浪在诸天当昏君,朕的快乐你不懂 第159章

  可你呢?

  也堂而皇之羞辱自己的丈夫?

  且不论他是不是个好人,那毕竟是你的丈夫啊。

  心里这般想着,但陆左可没有一丁点可怜孔范的念头……

  他伸手一揽,将顾嫣然打横抱起,朝着内殿走去:“这要看夫人今日的表现如何了?”

  见此一幕,孔范当即识趣的退出了养心殿,站在门口等待夫人出来。

  ……

  一个多时辰后。

  当顾嫣然云鬓散乱,满面绯红的从养心殿内出来后,连看都不看门口的孔范一眼,自顾朝着宫门之外走去。

  这个狠毒的女人!

  孔范咬牙切齿,眸光咄咄,拳头捏得嘎嘣作响!

  心中大有一种掐死顾嫣然和那个狗皇帝的冲动!

  但……

  “唉……”

  他也只能把满腔悲愤化作一声长叹,随后跟在夫人身后,离开皇宫。

  殿内,陆左则整理了一番,取出九天玄女巡游令,去往秦时世界。

  …….

  秦时世界,上郡。

  窗外,暮雪纷纷,天地间一片岑寂。

  细密的雪花无声飘洒,将庭院内的枯枝、石阶与远山轮廓,都染上一层薄薄的、了无生气的素白。

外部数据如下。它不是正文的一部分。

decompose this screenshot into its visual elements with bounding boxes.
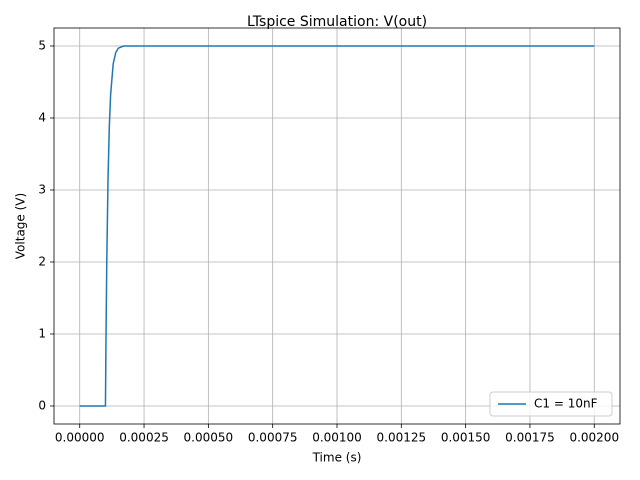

  惊鲵静静立在半开的菱花窗前,望着那无休无止的雪幕,眸色幽深,如同结了冰的寒潭。

  “这个陆左到底在忙些什么?”

  “怎么又一消失,就一个月不见踪影?”

  陆左在此方世界许多人眼里,都是行踪成谜,神龙见首不见尾。

  惊鲵原本还想着总算是找到人了,接近他了,接下来就可以设法让他迷恋自己,对自己言听计从。

  为此,她还制定了许多计划…….

  可没想到,这些计划还没来得及实施,人又不见了。

  正在这时,耳畔忽闻脚步轻响。

  响声由远及近,不多时便停在房门之前。

  随后,侍女的声音传彻而来:“惊鲵姑娘,长信侯回来了。”

  “他问您是否要一同返回咸阳?”

  回来了?

  惊鲵一怔,连忙说道:“知道了,我这就过去。”

第148章 惊鲵的风情

  此时已是深冬,上郡城墙轮廓在漫天飞雪中显得有些模糊。

  风从北地荒原卷来,发出呜呜咽咽的嘶鸣,刮在脸上如刀割般生疼。

  鹅毛大的雪片被狂风撕扯得七零八落,打着旋儿扑向檐角、以及城头那面冻得僵硬的“秦”字大旗。

  吱呀,吱呀……

  踏碎积雪的脚步声,从长街尽头缓缓传来。

  两道身影并肩而行,朝着城门而去。

  即便是寒冬,陆左和惊鲵依旧是一身单衣,其护身真气足可抵御严寒酷暑。

  好不容易逮到与他相处的机会,却是要一同返回咸阳……

  若途中不能拿下他,回去如何与相国大人交代?

  “惊鲵姑娘有心事?”

  见她出了大门后,便垂低头颅,沉默不语,陆左便询问了一句。

  “啊?”

  被打断思绪了惊鲵微微一怔,摇头道:“没什么。”

  “只是一想到回了咸阳,便要与侯爷分开,便要再次卷入腥风血雨之中,难免会有些……”

  话到此处,她停顿下来,没有继续说下去。

  这姑娘是厌倦杀人了?

  陆左沉吟了一下,说道:“惊鲵姑娘若想离开罗网,我可以去和吕不韦说。”

  “那倒不用。”

  惊鲵摆了摆手:“为大秦效力,乃惊鲵所愿,虽说有些厌烦杀戮,可我会一直做下去。”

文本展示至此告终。